I heard my 10 year old so adamant that Izzy should have told people how she felt and that nothing could be that bad, why didn't she change schools? 'I'd tell you Mum' and it felt reassuring to know he feels that confidence to talk to me, to fight back, to report people who are treating others unfairly. I reassured him he must always keep talking to me even if it is to tell me he has done something bad or naughty, I will always be in his corner. I just have to make sure I listen and take what he says seriously, a really hard call I'd imagine, as what parent wants to hear the worst?

We talked about why Izzy might have been bullied and I said I did not know the reason but from the pictures I had seen of her she was a beautiful girl and very smart too and that sometimes people do not like others who are prettier or smarter than them and they choose to be nasty and bully them. It was a real eye-opener when he asked me 'why didn't she change so they wouldn't bully her anymore?', 'she could have messed her hair up and got rubbish marks'. This of course prompted the conversation of why should anyone have to change just because one or a few people can not cope with who they are. We are all different and all God created and it is perfect that we show off our uniqueness and be who we want to be.

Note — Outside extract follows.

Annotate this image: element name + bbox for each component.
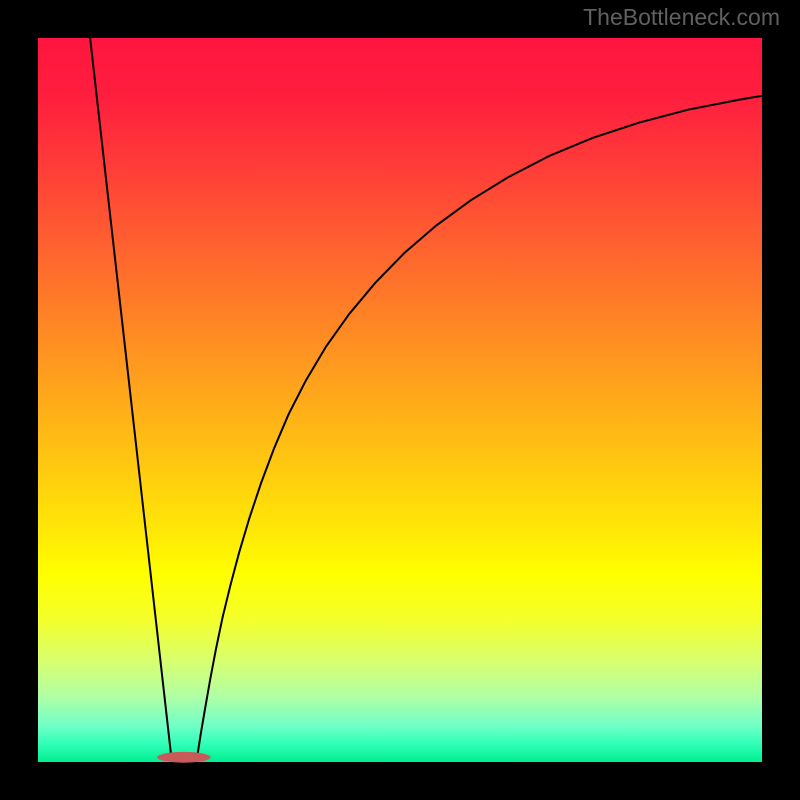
bottleneck-chart bbox=[0, 0, 800, 800]
chart-container: TheBottleneck.com bbox=[0, 0, 800, 800]
watermark-text: TheBottleneck.com bbox=[583, 4, 780, 31]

I think this conversation really started to show me just how mature my young man is getting, instead of my getting cross with answers that he gave I chose to question him and explore his answers with him, making sure that he could think through the consequences of his actions and thought processes. He told me that at school he had been told that bullying is when nasty behaviour is three times or more, it has to be ongoing and that just once is a mistake. We talked about how people do make mistakes and that sometimes people bully without even consciously realising that is what they are doing, however that does not make it acceptable.

I then made the choice to share part of my past with JJ and I found myself saying 'I was a bully when I was young' and yes I get a lump in my throat typing that. It eats me up to think that I could have been part of a long campaign of bullying that could easily have spoilt the life of a young boy. Thankfully I have been in touch with that boy in recent years and he has finally managed to move on. Click on the link if you want to read my account of being a bully, if my revelation can help any child to be aware of their actions then it is worth shaming me.

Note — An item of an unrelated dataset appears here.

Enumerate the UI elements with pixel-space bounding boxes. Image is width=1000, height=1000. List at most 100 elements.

Never did I want to have to tell my kids I was guilty of bullying but I think it was a necessary admission and if it helps them to think about their actions and not to get involved with harassing any other child then it is worth the moments of discomfort I felt as we had the conversation. I can see the future now, there will be so many of these conversations with the kids that I don't really want to have. But they are necessary to help my children make good judgements and to be responsible as they grow and mature.

As a direct response to what happened to Izzy, a petition has been set up on change.org to ask the Govenment to close down Ask.fm, a Latvia based social networking site which gives anonymous bullies a platform and has been hotly linked to a number of teen suicides. Please head over and show your support and please make sure you are talking to your kids about bullying and particularly cyberbulling and how to be safe online.

I pray that the Izzy Dix anti-bullying memorial group's mantra of 'Don't bully. Love instead' becomes a national banner in all our schools, children's groups and online.